Vielleicht gibt es davon auch gute. Einfach vorzustellen ist das für den Rudl nicht. Auf alle Fälle kredenzt Caviste Rudolf Polifka am Abend vor dem Startschuss für den Beaujolais nouveau 2025 Gamays unterschiedlicher Provenienz und Machart glasweise. Und wenn Sie dann noch drei Stunden warten, können Sie, geneigte Oenologin, gewogener Oenologe, sofern Sie das wünschen, vielleicht noch ein Glasl vom Neuen trinken, nicht beim Rudl, jedoch irgendwo im ersten Wiener Gemeindebezirk. Aber der ist – kulinarisch betrachtet – eine andere Geschichte, eine ganz andere.

  • 2021/2022 Brisûre, Domaine les Cortis, Andert-et-Condon, Bugey, Vin de France (5/8)

fünfzig Percent direkt gepresster Gamay teinturier, fünfzig Percent Altesse, Jahrgangsassemblage von 2021 und 2022, zwölf, beziehungsweise vierundzwanzig Monate im 600-Literfass

  • 2024 Giac’ Potes, Domaine Giachino, Chapareillan, AOC Vin de Savoie (4,50/7)

Gamay und Mondeuse vom Fuß des Chartreuse-Gebirges

  • 2024 Mémoire de Madone, Vieilles Vignes, Les Vins de la Madone, Champdieu, AOC Côtes du Forez (6,50/10)

Vulkanboden, Gamay d’Auvergne, geringer Ertrag (dreißig Hektoliter am Hektar). Handlese, fünfzehn Tage auf der Maische, Sandsteinamphore. Fast alles andere ist dann auch geklärt. Ein Nachsatz: Wenn Sie zu einem aromatisch intensiveren Käse oder Fleisch einen steinigen Kontrast suchen, ist dieser Wein eine Möglichkeit.

  • 2018 Gamay, Domaine Dupasquier, Aimavigne, AOC Vin de Savoie (3/5)
  • 2018 Argile Rouge, Domaine des Ardoisières, Saint Pierre de Soucy, IGP Vin des Allobroges (6/9)

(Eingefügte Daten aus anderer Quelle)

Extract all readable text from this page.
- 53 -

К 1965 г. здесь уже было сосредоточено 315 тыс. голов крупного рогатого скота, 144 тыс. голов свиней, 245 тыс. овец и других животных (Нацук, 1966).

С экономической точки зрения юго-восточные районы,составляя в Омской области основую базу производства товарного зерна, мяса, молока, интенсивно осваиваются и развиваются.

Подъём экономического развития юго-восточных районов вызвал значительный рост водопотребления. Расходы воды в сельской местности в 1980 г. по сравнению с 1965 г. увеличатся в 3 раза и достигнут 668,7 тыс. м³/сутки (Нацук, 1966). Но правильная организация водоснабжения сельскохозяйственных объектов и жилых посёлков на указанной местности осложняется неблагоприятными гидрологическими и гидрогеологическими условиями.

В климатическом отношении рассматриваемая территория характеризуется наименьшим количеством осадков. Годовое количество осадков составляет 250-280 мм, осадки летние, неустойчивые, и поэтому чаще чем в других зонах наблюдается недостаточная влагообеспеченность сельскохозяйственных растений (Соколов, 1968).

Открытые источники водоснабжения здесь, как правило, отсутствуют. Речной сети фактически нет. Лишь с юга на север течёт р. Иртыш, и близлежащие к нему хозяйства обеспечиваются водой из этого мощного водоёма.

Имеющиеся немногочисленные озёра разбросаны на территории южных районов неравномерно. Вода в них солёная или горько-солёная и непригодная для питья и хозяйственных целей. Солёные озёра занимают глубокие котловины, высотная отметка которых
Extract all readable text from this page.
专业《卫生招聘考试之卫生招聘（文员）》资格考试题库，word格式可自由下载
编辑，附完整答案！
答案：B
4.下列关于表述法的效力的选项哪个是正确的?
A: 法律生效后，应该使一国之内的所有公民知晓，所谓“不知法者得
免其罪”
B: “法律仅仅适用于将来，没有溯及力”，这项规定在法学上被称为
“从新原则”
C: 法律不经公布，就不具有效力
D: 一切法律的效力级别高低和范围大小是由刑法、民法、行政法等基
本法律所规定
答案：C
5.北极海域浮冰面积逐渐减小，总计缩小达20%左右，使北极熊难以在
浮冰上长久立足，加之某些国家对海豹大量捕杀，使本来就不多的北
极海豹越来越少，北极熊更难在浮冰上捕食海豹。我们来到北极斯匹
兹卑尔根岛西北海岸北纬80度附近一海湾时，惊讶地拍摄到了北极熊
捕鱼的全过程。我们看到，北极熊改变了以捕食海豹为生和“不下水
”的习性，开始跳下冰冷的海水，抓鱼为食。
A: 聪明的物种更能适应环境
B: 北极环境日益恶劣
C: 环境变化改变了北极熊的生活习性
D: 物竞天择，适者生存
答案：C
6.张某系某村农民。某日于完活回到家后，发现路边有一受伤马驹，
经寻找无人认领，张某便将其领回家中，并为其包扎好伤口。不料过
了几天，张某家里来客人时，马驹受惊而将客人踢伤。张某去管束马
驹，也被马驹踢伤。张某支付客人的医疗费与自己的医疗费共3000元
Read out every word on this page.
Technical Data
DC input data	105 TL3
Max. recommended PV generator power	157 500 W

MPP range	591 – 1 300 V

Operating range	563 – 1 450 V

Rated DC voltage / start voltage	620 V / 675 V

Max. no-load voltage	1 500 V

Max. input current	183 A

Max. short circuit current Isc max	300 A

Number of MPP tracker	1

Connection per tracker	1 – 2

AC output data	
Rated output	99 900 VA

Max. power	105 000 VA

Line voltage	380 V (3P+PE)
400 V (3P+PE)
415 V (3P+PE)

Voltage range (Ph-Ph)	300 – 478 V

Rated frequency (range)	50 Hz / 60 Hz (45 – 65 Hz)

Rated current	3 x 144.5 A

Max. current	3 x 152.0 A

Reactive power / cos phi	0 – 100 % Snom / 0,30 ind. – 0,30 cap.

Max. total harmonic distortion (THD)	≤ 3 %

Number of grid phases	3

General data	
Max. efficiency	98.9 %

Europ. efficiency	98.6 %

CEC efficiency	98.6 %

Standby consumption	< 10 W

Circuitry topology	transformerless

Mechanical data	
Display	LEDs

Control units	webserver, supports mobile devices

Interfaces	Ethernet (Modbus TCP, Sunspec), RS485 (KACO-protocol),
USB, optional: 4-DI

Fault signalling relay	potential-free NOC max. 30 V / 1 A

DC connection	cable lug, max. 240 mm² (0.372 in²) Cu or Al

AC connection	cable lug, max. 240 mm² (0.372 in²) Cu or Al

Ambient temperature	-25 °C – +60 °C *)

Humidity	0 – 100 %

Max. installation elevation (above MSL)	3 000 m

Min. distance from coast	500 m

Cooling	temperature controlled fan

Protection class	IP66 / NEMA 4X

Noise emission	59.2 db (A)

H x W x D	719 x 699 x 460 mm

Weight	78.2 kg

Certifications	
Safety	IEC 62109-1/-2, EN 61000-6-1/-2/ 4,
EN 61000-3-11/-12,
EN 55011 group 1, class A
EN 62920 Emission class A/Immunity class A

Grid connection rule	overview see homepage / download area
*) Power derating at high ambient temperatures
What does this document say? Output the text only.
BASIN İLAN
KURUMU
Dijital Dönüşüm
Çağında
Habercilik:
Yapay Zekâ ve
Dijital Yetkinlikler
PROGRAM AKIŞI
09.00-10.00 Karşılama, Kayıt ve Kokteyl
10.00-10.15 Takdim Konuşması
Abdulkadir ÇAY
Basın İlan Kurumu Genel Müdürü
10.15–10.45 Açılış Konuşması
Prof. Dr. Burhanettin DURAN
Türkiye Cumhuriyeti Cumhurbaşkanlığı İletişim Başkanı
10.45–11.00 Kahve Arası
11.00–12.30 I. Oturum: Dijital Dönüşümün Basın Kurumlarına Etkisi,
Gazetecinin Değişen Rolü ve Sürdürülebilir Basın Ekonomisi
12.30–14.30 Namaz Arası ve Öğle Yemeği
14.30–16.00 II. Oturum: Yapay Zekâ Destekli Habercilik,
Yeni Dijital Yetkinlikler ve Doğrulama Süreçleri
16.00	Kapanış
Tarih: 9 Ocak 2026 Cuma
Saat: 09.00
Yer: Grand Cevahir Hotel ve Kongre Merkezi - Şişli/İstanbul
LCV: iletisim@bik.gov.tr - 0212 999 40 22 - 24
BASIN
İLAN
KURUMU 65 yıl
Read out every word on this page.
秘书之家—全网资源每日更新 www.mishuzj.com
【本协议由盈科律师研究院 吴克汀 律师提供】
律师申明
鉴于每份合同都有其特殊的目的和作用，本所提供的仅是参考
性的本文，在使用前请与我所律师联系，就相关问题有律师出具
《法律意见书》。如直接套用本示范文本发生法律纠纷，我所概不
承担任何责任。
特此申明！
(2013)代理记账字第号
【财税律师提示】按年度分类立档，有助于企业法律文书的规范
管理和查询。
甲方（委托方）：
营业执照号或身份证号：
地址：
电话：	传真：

65 % Gamay, 25 % Mondeuse, 10% Persan

  • 2021 Campagnès, Maxime Magnon, Durban-les-Corbières, Languedoc, AOC Corbières

Campagnès besteht nicht aus Gamay. Vielmehr wächst er auf ganz alten Carignan-Rebstöcken. Und Carignan ist vom Rebsortencharakter ungefähr das Gegenteil von Gamay. Darum wird er auch eher selten sortenrein vinifiziert. Aber Maxime Magnon hat bei Marcel Lapierre in Morgon im Beaujolais gelernt. Marcel Lapierre wiederum war ein Schüler von Jules Chauvet, dem großen Weingelehrten aus La Chapelle de Guinchay. Der Rudl hat momentan keinen Beaujolais im Sortiment. Privat hat er genau 4. Die wollen reifen. Darum vertritt Campagnès von Maxime Magnon das Beaujolais. Das Wissen und die Handwerkskunst des Winzers sind aus dem Beaujolais. Und das ist gar nicht wenig.

  • 1979 Bouvier, Trockenbeerenauslese, Weingut Gangl, Illmitz, Neusiedlersee (10/-)

Noch weniger als Beaujolais besitzt der Rudl Bouviers.

MITTWOCH, 19. November von 17 bis 21 Uhr

Weinhandlung Rudolf Polifka et Fils

Reindorfgasse 22

Im Übrigen ist der Rudl der Meinung, dass der 27. Jänner, der Tag der Befreiung der Überlebenden aus dem Konzentrationslager Auschwitz, zu einem gesamteuropäischen Feiertag erklärt werden muss.

Gereift grüßt Rudolf Polifka!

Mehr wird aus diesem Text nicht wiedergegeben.